*
The molten gold disk had just dipped below the horizon when Keenan merged into traffic on a two-lane highway and started heading west. In the backseat, Grannie and her friends were examining the leaves and petals of several flowers they were unable to identify. Keenan’s profile, illuminated by the Land Rover’s dashboard lights, was knife-edged, his eyes steadily on the road, his mouth set in a firm line. His sleeves were rolled to his elbows in the flat, precise turns Jack adopted after he joined the Navy. Boot camp and BUD/S hadn’t tamed him so much as provided a structure for his wild side; the possibility for mayhem simmered under everything he did. But she’d use a different word to describe Keenan. A warrior. Unlike Jack, Keenan wouldn’t go looking for trouble, but he’d sure as hell manage it if it found him.
The memory of the previous night bloomed in her veins. She’d tried to direct things, manage them, really. She liked orgasms really quite a bit, and desperately wanted another one, perhaps even two or three, with Keenan, who inhabited his body so completely he could take over hers, as well.
It wasn’t so much the physical side as the mental ruthlessness. He didn’t quit. Quitters didn’t get through BUD/S. If he made up his mind to take her into a dark, delicious place that a day ago she had no idea she wanted to explore, he’d take her there. Again, and again, and again …
He flicked her a quick glance. “What?”
Praying that the dark interior would hide the heated rush of color in her cheeks, she reached for her tote bag and pulled out Keenan’s new itinerary. “Nothing. How far are we from Konya?”
“About three hours,” he said. “Traffic should be fairly light this time of day.”
“Good,” she said, riffling through the original, optimistic plan. “The only site on the list is the Rumi museum, which works out well. It’s a seven-hour drive to Ephesus. Could we stop at Isparta on the way?”
“If we leave Konya by about noon, sure.”
“Okay. Good. Thank you.” She made a notation, then pulled out the map to calculate the detour’s mileage.
“Do you always worry this much?”
“I don’t worry,” she said, stung. “I plan. Then I make a contingency plan. Then I execute the first plan, unless I have to switch to the contingency. You can’t make sure things go right unless you anticipate the ways things can go wrong.”
He nodded. “Understood,” he said easily. “But you also have to know when to shut it off.”
“I never shut it off,” she said. “Dad left when I was seven and Jack was four. Mom never stuck to a plan. She’d start a new job in a new place with wild expectations for the future, then abandon the job, and usually the town, at the first sign of trouble. I got in the habit of planning for whatever could happen because anything could, and often did, happen. Now it’s my job. Operations supports the marketers, the people who make money for the company. If we don’t do our jobs well, they don’t do their jobs well. We grew fast, acquiring companies all over the world. There are so many redundancies and inefficiencies that waste time and money. That’s what I do. I find those, and I fix them.”

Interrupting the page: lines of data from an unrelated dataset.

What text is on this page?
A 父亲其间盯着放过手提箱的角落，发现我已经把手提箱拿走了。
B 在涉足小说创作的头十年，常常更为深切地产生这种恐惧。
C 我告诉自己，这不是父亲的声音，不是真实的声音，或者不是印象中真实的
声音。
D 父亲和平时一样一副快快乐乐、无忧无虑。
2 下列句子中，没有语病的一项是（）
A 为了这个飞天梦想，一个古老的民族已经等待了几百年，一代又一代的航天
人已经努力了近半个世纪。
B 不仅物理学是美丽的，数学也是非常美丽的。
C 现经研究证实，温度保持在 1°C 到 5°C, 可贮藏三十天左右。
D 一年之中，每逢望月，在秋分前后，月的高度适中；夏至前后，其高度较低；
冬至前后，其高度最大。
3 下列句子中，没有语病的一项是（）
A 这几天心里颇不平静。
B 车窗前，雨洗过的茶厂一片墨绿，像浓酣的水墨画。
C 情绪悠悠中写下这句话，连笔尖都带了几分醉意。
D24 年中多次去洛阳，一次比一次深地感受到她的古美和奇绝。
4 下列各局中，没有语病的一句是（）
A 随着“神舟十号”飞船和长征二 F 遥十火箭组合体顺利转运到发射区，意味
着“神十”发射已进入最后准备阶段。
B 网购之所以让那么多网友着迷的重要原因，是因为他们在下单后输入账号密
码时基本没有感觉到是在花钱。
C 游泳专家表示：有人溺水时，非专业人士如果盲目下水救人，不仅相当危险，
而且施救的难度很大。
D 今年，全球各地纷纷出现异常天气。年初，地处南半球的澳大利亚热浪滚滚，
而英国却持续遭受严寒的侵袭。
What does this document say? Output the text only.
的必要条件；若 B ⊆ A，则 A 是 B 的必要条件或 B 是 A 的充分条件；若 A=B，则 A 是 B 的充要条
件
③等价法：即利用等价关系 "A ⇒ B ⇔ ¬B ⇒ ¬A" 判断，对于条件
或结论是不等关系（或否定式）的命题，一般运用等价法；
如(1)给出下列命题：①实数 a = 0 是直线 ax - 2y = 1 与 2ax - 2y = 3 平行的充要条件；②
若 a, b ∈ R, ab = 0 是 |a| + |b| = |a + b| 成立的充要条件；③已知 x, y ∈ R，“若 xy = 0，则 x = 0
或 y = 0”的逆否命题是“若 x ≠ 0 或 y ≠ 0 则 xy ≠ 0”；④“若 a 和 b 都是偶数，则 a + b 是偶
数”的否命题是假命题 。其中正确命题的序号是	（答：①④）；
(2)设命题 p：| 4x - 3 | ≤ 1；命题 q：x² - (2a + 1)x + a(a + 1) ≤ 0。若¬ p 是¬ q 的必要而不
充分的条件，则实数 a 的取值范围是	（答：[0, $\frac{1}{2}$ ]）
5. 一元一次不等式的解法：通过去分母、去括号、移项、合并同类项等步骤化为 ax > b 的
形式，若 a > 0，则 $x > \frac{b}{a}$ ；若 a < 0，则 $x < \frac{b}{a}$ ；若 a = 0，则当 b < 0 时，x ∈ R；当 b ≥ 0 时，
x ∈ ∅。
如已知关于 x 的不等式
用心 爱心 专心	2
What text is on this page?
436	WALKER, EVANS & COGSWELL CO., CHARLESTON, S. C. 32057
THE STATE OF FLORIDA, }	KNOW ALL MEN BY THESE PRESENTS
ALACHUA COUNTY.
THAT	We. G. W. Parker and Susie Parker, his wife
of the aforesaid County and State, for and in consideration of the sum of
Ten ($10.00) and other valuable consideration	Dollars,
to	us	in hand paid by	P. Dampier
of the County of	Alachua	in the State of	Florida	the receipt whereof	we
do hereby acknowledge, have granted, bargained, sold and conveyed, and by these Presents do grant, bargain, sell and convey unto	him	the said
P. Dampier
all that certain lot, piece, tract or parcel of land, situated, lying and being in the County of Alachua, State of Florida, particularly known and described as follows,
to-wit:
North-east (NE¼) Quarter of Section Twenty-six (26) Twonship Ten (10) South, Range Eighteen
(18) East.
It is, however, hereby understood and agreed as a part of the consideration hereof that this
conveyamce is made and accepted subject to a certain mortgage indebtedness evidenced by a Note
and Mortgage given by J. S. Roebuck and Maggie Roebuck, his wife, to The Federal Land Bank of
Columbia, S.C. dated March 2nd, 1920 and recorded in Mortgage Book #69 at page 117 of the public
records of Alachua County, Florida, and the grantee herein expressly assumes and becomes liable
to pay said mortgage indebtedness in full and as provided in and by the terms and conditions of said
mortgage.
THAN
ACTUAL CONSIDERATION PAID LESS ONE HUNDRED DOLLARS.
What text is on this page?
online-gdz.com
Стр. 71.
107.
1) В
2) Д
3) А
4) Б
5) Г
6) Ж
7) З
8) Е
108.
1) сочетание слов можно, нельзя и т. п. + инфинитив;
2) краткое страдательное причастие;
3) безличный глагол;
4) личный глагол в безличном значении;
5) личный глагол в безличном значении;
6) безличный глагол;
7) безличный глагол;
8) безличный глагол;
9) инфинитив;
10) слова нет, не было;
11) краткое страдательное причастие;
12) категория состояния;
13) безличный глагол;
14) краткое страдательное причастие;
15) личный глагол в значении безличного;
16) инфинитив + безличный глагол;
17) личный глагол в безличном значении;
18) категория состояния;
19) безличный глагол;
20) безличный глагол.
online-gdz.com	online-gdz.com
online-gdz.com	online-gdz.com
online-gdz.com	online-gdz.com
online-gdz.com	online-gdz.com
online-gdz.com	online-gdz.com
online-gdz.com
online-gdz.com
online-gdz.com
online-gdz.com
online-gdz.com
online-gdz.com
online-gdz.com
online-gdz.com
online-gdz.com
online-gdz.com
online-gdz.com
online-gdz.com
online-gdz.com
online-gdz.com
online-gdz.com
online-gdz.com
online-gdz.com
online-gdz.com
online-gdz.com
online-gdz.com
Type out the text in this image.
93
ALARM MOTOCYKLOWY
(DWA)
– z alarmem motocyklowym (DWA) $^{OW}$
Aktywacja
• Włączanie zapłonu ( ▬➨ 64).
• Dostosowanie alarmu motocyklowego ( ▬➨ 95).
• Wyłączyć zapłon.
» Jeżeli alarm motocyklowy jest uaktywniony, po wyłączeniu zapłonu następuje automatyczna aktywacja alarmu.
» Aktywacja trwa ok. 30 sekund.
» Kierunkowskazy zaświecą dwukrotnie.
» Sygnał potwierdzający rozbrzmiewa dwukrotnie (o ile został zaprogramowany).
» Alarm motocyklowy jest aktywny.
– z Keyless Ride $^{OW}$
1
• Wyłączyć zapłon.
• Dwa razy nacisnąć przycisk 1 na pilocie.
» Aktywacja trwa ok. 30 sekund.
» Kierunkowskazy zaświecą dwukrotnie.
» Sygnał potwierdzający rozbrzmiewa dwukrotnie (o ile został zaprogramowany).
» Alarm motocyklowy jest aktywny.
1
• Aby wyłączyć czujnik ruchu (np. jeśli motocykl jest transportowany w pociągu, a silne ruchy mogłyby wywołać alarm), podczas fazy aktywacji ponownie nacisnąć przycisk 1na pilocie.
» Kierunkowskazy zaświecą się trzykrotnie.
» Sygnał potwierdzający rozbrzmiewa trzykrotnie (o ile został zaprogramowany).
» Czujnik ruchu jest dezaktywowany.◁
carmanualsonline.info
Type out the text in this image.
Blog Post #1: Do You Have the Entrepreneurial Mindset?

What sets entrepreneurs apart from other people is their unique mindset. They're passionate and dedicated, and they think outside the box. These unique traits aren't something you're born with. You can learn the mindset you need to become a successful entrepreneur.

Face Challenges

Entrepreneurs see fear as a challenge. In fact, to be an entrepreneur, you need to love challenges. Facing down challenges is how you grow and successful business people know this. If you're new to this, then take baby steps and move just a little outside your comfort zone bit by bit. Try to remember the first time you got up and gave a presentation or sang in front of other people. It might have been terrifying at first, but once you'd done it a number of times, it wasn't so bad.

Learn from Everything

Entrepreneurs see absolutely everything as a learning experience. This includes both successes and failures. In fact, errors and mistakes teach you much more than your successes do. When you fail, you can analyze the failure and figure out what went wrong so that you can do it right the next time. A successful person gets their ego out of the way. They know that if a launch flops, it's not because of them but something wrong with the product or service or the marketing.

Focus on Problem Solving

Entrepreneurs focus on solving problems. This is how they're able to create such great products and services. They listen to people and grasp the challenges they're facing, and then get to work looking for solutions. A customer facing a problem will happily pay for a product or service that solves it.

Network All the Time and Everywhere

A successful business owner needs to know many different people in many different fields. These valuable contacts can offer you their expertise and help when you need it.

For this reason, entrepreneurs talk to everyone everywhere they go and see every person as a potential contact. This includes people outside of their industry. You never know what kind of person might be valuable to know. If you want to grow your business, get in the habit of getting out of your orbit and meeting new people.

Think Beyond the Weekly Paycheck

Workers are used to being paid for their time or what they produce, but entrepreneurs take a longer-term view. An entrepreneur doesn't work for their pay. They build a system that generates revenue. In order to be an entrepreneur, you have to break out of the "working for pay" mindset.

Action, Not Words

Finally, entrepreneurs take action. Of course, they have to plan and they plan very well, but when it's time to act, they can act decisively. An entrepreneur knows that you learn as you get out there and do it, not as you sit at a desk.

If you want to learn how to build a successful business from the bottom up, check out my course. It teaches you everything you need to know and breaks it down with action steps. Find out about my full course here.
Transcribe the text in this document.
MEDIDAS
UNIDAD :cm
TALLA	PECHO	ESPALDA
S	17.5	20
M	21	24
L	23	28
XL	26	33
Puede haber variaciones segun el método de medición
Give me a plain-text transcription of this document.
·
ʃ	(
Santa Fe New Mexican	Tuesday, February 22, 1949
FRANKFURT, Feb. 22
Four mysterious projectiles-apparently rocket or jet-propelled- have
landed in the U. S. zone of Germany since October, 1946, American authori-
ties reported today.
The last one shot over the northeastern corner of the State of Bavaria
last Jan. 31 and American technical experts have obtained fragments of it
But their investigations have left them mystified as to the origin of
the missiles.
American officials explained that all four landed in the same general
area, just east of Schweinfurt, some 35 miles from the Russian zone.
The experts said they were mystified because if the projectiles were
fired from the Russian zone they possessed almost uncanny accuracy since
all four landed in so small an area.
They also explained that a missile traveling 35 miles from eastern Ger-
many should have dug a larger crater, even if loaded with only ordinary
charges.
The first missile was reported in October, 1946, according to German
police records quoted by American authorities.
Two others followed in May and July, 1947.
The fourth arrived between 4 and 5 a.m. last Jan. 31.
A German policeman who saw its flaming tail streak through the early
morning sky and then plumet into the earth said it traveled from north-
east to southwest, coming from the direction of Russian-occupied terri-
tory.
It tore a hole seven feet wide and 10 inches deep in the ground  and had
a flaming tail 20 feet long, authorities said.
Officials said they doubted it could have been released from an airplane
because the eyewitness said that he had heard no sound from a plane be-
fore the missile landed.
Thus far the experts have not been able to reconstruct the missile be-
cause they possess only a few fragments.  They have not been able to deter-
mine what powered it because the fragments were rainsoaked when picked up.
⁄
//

Eyes fixed on the road, he drove in silence for a while. She’d built her life around a skill she’d developed early in life, and she’d made Senior Director by thirty by virtue of those skills. If all went well, she’d be a VP by thirty-five. Frankly, this worked for her, and she saw no reason to change it.
But Keenan wasn’t her boss, or a peer. “That must have been hard,” he said.
“It’s a useful skill to have,” she said with a shrug.
“Would you feel better if I kept you apprised of our progress?”
He said it so seriously she almost thought he might be teasing her. Then he turned his head to look at her, casting his profile in shadow and light. Either he had the world’s best poker face or he was completely serious. In the end, she didn’t care if Keenan Parker thought she was the world’s most uptight bitch.
“I’d appreciate that, yes,” she said.
Eyes back on the road, his cheek creased ever so slightly. “We’re exactly two hours and nineteen minutes from our hotel.”
Teasing. Definitely teasing her. She found she didn’t mind at all.
Chapter Four
After making sure Marian and Florence were settled in their room, Rose closed the door and walked down the hall to the room she was sharing with Grannie. She found her grandmother in bed, her soft, long silver hair loose around her shoulders, her tablet beside her and her laptop on her lap.
“What are you doing?” Rose asked as she rummaged through her bag for her laptop. Please God let the hotel’s WiFi be faster than the one in Cappadocia.